Buy a condo and see a ballgame at Fenway Park.
    If that sounds like a dream combination, then the Sage family, longtime Hub hoteliers, has a deal for you.
    The Sages, owners of a 1950s Howard Johnson hotel next door to Fenway Park, are putting the finishing touches on a deal to redevelop their key property with an unusual partner - Wall Street financier John Henry and his Red Sox ownership group.
    That partnership agreement - which gives the Sox a roughly equal share in the development - is expected shortly, Bill Sage said yesterday.
    Meanwhile, an agreement with Arrowstreet, a well-regarded local architecture firm, was slated to be signed last night.
    Goodbye HoJo's, and hello sparkling new hotel and condo high-rise - one, that, not surprisingly, will likely include a menu of tie-ins to the action at Fenway Park.
    Current plans call for a mix of 275 hotel rooms - a combination of a traditional mid-market and an extended-stay hotel - and 170 condos. There will be stores and restaurants as well.
    "I think we both have the same principles and goals," Sage said yesterday of the pending Sox deal. "I think they like dealing with us, and we like dealing with them."
    One idea being batted about, Bill Sage said, would be to offer hotel room packages that include tickets or access to events over at Fenway. Condo owners in turn, would be first in line for any special deals or service available for hotel guests.

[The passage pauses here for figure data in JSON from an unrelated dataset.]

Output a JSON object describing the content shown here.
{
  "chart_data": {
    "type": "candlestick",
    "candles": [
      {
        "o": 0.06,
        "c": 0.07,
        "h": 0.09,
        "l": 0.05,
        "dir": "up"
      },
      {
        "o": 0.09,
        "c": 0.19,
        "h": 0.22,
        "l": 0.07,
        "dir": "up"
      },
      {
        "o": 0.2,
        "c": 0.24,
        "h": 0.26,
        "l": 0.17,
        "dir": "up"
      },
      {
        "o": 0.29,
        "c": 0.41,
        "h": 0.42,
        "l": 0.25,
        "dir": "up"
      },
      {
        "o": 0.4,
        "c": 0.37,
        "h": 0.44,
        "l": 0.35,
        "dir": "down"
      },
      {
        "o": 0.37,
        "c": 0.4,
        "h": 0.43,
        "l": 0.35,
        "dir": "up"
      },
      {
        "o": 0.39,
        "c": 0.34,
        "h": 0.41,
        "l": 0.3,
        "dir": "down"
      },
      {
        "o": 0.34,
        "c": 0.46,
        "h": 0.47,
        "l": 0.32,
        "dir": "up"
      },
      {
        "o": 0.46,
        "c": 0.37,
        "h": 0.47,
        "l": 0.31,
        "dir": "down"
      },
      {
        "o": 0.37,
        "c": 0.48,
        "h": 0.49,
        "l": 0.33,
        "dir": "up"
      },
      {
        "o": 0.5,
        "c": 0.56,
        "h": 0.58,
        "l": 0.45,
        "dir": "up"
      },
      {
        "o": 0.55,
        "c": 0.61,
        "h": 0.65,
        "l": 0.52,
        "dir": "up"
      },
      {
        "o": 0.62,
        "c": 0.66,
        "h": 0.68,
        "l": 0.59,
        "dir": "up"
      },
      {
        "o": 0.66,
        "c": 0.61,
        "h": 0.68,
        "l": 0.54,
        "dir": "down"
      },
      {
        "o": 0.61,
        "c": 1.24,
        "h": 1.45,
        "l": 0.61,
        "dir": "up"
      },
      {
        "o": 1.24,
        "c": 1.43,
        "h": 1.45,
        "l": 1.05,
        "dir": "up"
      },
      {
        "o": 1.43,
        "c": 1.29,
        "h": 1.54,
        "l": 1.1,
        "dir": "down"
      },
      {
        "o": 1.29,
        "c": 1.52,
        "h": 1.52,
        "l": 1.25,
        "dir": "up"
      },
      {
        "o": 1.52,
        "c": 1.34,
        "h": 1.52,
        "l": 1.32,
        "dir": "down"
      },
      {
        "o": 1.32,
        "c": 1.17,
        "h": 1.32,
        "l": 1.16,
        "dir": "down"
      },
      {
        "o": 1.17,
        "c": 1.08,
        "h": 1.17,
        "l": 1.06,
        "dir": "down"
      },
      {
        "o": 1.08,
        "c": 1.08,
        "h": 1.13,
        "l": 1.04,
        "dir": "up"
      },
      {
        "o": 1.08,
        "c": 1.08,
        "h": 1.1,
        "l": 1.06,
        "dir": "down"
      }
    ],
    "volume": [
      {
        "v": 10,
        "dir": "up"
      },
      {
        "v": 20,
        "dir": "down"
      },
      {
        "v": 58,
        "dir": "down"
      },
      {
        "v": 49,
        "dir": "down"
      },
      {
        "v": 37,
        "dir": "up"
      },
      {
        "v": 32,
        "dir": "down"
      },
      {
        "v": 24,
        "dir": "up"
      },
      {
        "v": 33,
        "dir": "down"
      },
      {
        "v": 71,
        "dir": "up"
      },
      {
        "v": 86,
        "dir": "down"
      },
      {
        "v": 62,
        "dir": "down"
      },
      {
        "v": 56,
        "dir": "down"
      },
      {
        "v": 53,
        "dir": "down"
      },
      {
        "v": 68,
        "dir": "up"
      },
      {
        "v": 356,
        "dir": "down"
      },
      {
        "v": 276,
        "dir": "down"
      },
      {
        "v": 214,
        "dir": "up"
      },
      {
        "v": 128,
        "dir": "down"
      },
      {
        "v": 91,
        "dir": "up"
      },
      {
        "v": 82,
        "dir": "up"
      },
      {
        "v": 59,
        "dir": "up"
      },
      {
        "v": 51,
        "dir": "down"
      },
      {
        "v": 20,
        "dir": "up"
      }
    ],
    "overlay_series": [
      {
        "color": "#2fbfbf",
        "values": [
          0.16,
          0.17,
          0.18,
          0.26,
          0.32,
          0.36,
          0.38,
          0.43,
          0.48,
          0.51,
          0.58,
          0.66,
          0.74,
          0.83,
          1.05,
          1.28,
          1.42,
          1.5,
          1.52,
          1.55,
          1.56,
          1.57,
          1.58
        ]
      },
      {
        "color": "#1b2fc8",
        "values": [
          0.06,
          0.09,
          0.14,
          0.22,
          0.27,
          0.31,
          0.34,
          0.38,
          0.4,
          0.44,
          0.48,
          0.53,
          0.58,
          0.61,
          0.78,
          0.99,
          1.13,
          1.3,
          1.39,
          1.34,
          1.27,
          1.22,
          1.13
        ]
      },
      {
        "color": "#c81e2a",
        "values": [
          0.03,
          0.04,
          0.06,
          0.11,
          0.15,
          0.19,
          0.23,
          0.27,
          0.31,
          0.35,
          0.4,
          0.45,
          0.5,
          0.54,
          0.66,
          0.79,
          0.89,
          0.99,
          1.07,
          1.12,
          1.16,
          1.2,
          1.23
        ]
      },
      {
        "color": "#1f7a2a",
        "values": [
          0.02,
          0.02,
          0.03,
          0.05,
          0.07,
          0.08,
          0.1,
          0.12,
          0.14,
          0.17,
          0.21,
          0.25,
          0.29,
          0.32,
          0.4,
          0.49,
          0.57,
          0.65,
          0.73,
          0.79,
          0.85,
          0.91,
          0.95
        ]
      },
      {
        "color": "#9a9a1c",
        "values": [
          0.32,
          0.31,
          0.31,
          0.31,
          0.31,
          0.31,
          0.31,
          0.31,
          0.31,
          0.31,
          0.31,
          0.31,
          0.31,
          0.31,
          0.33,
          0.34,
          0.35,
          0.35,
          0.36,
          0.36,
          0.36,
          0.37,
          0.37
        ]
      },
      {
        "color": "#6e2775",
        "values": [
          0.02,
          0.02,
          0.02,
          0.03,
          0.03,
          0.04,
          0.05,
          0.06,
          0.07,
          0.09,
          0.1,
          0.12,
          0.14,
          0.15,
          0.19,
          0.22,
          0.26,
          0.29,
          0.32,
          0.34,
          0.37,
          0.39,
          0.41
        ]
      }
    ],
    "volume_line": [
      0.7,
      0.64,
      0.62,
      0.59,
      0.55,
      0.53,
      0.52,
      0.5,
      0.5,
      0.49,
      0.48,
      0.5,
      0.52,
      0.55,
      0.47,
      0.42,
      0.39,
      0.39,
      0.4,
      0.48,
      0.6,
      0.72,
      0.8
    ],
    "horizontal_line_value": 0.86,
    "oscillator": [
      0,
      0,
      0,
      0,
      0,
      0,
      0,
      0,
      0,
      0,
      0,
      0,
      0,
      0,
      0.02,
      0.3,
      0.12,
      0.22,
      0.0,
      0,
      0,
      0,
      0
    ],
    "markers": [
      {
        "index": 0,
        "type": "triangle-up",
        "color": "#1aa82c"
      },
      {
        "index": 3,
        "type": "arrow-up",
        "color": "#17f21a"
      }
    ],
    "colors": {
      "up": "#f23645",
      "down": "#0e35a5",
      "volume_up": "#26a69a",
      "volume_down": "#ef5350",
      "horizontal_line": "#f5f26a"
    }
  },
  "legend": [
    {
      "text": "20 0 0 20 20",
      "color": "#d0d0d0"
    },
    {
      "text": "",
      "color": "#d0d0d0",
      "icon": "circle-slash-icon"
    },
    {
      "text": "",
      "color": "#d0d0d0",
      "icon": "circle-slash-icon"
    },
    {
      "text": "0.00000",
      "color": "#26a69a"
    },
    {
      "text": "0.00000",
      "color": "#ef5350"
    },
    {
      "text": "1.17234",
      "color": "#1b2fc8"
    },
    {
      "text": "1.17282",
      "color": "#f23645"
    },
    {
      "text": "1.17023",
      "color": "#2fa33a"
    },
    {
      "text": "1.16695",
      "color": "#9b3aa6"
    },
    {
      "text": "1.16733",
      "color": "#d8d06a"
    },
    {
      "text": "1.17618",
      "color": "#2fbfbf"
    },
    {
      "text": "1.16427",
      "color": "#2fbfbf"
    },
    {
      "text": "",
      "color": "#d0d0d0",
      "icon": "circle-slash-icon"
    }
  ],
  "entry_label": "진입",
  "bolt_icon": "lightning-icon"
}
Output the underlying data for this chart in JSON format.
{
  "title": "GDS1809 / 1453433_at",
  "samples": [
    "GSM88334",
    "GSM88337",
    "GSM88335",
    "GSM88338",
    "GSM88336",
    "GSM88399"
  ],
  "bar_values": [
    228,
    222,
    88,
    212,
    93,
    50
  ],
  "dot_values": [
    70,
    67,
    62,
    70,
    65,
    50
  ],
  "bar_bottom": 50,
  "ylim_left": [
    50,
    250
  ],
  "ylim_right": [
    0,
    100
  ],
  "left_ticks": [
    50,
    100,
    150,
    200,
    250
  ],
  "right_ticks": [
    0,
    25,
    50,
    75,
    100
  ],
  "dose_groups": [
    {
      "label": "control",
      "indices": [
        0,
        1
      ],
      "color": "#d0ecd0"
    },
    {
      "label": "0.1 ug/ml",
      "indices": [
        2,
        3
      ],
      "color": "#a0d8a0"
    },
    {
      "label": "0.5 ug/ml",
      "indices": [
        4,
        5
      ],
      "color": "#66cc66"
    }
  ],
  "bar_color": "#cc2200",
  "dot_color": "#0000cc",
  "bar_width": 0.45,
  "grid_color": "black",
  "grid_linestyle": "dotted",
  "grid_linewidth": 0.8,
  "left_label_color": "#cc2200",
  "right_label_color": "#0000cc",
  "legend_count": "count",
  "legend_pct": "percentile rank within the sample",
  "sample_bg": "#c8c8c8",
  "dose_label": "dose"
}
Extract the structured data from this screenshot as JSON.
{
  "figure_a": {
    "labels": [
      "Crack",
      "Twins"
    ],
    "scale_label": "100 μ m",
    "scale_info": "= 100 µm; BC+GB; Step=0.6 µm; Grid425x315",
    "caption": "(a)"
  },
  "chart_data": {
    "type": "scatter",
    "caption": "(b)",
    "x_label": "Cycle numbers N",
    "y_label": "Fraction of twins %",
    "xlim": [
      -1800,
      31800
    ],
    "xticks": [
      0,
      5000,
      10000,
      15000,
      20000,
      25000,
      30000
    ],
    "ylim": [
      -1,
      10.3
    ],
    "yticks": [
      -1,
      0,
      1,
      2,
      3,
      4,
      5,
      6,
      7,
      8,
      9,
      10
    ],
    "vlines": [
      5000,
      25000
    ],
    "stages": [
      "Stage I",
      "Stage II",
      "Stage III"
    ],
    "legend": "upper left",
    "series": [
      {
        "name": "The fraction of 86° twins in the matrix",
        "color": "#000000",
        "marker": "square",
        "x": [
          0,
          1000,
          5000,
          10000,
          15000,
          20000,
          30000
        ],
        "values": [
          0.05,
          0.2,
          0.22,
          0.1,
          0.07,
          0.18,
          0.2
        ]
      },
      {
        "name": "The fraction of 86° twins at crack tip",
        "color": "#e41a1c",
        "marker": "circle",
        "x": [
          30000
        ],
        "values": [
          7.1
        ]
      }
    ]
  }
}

    While the height of the new condo and hotel complex has yet to be hammered out, some units may include a view of sorts of the inside of the park, Sage acknowledged.
    Still, Sage said no one should plan on buying a condo in a bid to get a birds-eye view of the action. The tallest part of the development will be pushed back, away from the park toward Boylston Street.
    "I have had some people tell us that they like just the idea of being next to the ballpark," Sage said. "But they shouldn't expect (that), 'Gee, I will buy a condo and get to see all the baseball games.' It's not going to work like that."
    Moreover, it's doctors and medical workers at the nearby Longwood Medical District - not starry-eyed Sox fans - who are the primary market, Sage insisted.
    But those docs had better be good Sox fans, or living next to Fenway may be more than they bargained for.
    That may be getting ahead of the story. After all, the Sage family spent years batting around various development plans. Is it serious this time?
    Here's a sign: The Boston hotel family, as it draws up plans for its dream Fenway complex, has just sold and cashed in another longtime, and lucrative, holding.
    Nordic Properties, an aggressive local development firm, has agreed to buy the Sages' Radisson Hotel on Memorial Drive in Cambridge.
    Nordic gets a spectacular site overlooking the Charles, with plans to build condos in front of the hotel.
    And the Sage family gets a cool $30 million - real money that will likely come in handy as it pursues longtime Fenway development dreams.
    File under sage planning.
    Federated Department Stores may be slowly grinding toward a conclusion in its high-profile sale of the landmark Filene's building in Downtown Crossing, real estate executives say.
    There is silence surrounding the deal, a possible sign that Federated may be hashing out details of a sale agreement that will set the stage for a mega-redevelopment of the site, executives said.
    A number of local players have bid, including State Street tower developer John Hynes and Celtics owner and Boston developer Robert Epstein.